A new international boarding school aims to foster the next generation of global leaders in a unique setting.

The International School of Asia, Karuizawa opened its three-year boarding program on Sunday, on a campus in the resort town of Karuizawa, Nagano Prefecture.

Of the inaugural group of 49 first-year students starting classes on Monday, 18 are from Japan and the rest hail from 14 countries around the world. This diverse student body and the fully residential nature of the school make it unique in Japan, ISAK’s founder and board Chairman Lin Kobayashi said at the opening ceremony Sunday.

The students will be well prepared to attend top universities anywhere in the world, as well as in Japan, Kobayashi said.

Culturally competent young people are in demand in Japan, with the creation of “global human resources” dominating recent discussion of how to revitalize the economy and prevent the country from being left behind in an ever-globalizing world.

Education minister Hakubun Shimomura, attending the opening ceremony, said the school is the perfect place to foster the government’s goals of globalizing the education on offer in Japan. “I hope this school can go down in history as a place that nurtures those people who change the world and contribute to humanity,” Shimomura said. The Education, Culture, Sports, Science and Technology Ministry, which aims to increase the number of exchange students studying in Japan, has earmarked support for “Super Global High Schools” and “Super Global Universities” around the country which have global outlooks and special programs.

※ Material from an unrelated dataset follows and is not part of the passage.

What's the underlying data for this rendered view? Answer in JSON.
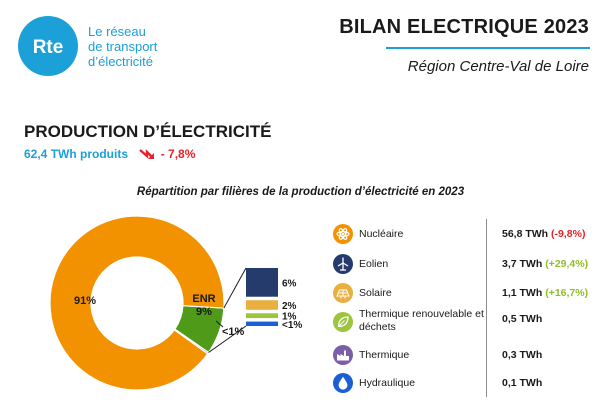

“This school serves as an ideal symbol of what we are trying to do,” Shimomura said.

ISAK’s classes are all in English, while Japanese language is a mandatory subject. In addition to a conventional education towards the International Baccalaureate Diploma, students will also receive training in leadership skills, design innovation and cultural competency.

The school focuses on leadership as a skill to be learned, rather than an inherent trait, Kobayashi said.

“Through our program of ‘Leadership by Design’, we can foster leaders who will add new value to society,” she said.

Fully residential high schools, a fixture of elite education in the United States and Britain, are extremely rare in Japan.

These benefits come at a price — annual tuition costs ¥3.5 million, of which ¥1 million is the cost of accommodation. But with support from a range of donors, the school offers scholarships to roughly half of its students, with 56 percent of this year’s students receiving full or partial scholarships.

“Through living together with people who differ not only in nationality, but also in social and economic backgrounds, we can foster students who both welcome diversity and make the best of it,” Kobayashi said.

The idea for the school came from the success of a 10-day summer school program which has been running in Karuizawa since 2010. About a third of the new students are alumni of the summer school, while some learned about the school on Facebook.

As with the summer school, ISAK’s boarding students will sleep two or four to a room, eat each meal together, and participate in extra-curricular activities in Nagano Prefecture and elsewhere in Japan.

Nagano Gov. Shuichi Abe said at the opening ceremony his prefecture will continue to support the school.

“I’m honored that the leaders of the world in 10 or 20 years’ time will be able to call Karuizawa their second home,” Abe said.

ISAK will take on a new class of around 50 first-year students each year, to have all three years of the curriculum running by 2016.

Online applications for 2015’s intake start in October.